Nothing seemed to be working, and the bites kept happening. I thought I would have to give up breastfeeding. I talked to other mothers to get advice and tried everything they suggested: batting her nose or mouth, spanking her, yelling or screaming, stopping the nursing once she bit, etc. Nothing worked.

It was my friend Hilarie who suggested that I pinch Beili’s thigh when she bit me and to not let go until she did too. And it worked–in a matter of days! Nursing returned to a time for us to bond and comfort each other.

Hilarie explained to me that biting was because of a sensation Beili was feeling for the first time. She was biting out of curiosity, to see how it felt to use these new pieces of bone that suddenly were in her mouth.

If she felt a small sense of pain at the same time that she bit, then she would stop doing it. Pinching her thigh discreetly would keep her from seeing that I was the one doing the pinching; to her, it was just some kind of a connection to biting.

We didn’t make a big deal out of it by stopping the feeding, getting loud, or getting in her face. It just helped her brain realize “If I want that pain in my thigh to stop, I need to stop using my teeth.” It made so much sense to me, and it made me feel much more confident in my choice to discipline. And once the biting stopped, there was no more need for the pinching.

My husband and I have sat down a few times to discuss discipline and to see where we draw the line, how we respond, etc. so we can be on the same page. And of course it makes both of us uncomfortable to think about punishing our daughter. But I’m reminded of something I have read in multiple parenting books now:

Discipline is a means of making your child into a well-adapted adult who can appropriately function in the world.

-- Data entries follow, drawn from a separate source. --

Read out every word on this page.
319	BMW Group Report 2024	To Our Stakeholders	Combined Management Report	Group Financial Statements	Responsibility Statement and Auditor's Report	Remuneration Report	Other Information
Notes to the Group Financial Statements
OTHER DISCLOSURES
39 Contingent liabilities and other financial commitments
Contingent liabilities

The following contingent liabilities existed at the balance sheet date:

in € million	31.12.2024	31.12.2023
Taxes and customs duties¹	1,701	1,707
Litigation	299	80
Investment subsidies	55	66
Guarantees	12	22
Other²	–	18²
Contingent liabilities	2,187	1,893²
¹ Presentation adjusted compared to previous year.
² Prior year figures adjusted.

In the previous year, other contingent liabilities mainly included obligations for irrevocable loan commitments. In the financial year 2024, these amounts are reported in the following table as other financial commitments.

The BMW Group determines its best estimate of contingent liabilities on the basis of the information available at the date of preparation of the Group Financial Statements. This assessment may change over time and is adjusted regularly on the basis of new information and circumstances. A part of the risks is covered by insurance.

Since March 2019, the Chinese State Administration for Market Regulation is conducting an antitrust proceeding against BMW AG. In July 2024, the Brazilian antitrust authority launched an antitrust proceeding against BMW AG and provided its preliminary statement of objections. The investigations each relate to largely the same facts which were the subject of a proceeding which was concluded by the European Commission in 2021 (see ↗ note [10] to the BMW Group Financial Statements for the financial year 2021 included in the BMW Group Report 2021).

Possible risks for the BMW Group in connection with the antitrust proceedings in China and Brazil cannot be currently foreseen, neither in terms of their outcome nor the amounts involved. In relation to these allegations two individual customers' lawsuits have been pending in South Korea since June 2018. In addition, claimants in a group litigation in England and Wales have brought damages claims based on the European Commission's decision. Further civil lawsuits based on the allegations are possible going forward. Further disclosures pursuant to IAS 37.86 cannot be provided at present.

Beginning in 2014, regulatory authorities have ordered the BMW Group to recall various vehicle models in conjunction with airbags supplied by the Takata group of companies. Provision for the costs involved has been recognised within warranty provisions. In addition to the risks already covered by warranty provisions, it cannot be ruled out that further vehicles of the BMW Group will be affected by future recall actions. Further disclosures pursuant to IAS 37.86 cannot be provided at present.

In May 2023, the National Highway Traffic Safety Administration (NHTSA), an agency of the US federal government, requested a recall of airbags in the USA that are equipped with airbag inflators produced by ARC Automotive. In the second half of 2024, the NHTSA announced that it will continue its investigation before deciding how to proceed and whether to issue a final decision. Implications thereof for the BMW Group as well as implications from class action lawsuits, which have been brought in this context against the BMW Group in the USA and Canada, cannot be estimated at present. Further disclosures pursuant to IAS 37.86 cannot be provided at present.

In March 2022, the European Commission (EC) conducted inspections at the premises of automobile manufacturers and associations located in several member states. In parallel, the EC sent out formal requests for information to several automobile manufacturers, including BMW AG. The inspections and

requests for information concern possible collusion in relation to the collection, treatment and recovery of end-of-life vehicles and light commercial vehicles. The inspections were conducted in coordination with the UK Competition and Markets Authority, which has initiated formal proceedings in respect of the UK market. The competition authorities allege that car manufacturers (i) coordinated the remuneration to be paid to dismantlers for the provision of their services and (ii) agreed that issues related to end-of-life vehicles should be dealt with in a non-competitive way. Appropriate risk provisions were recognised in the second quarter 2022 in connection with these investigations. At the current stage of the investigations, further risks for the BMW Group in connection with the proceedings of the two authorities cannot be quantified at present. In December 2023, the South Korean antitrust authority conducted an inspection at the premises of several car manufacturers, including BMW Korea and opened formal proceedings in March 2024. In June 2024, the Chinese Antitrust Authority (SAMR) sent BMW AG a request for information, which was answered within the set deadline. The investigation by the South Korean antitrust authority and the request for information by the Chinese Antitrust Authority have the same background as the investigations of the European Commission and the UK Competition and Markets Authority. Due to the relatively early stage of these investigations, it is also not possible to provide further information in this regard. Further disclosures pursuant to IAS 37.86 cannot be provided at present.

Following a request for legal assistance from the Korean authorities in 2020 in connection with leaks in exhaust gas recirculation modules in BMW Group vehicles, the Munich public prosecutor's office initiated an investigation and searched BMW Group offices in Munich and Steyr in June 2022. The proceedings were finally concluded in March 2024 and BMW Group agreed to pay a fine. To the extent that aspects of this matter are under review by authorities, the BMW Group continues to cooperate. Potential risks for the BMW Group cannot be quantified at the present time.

As Jo Frost puts it in her book Confident Toddler Care, “This is important in your family life, his future relationships, and his ability to exist in society in a healthy, functional way. It will affect everything from his ability to learn and create and sustain healthy, happy relationships to his success in life in the future. So, even when he’s young and it seems absurd to load him with information that you don’t think he’ll understand, it’s important to be consistent with discipline, because this will provide the boundaries that form the foundation of the way he operates both now and in the future” (99).

Hebrews 12:11 also reminds us that discipline seems hard in the moment but yields “the peaceful fruit of righteousness.”

I obviously can’t continue to allow Beili to bite. As she becomes older, biting would be a sign of aggression and disrespect, and this would cause quite a stigma toward her. Not to mention she would be hurting other people! I can help her stop that habit now so it will make her life richer in the future.

So it is with God. God’s discipline is not to punish us for something we have done wrong; it is a way to make us into well-adapted disciples who can appropriately function in the kingdom.

After all, “disciple” and “discipline” are closely related etymologically; they both come from the Latin word discipulus, which means pupil, student, or follower.

Discipline is actually a very natural step in the path of a disciple of Jesus. It is not Him tricking us with a pop quiz to see if we studied hard enough or taking away our favorite video game because we didn’t eat our vegetables; it is Him looking us in the eye, telling us, “Follow me,” and asking us to leave our past behind us (Matthew 4:19, 9:9, 16:24, 19:21, Luke 9:59, John 1:43).

So as you think through this year so far with the onslaught of difficulties it has brought each of us, think back to the question David Young posed:

“What could God possibly have been teaching me?”

How are you being disciplined into a better, stronger follower of Jesus? If you’re like me and are having trouble articulating your prayers through this time, start with asking God that and see what answers you find.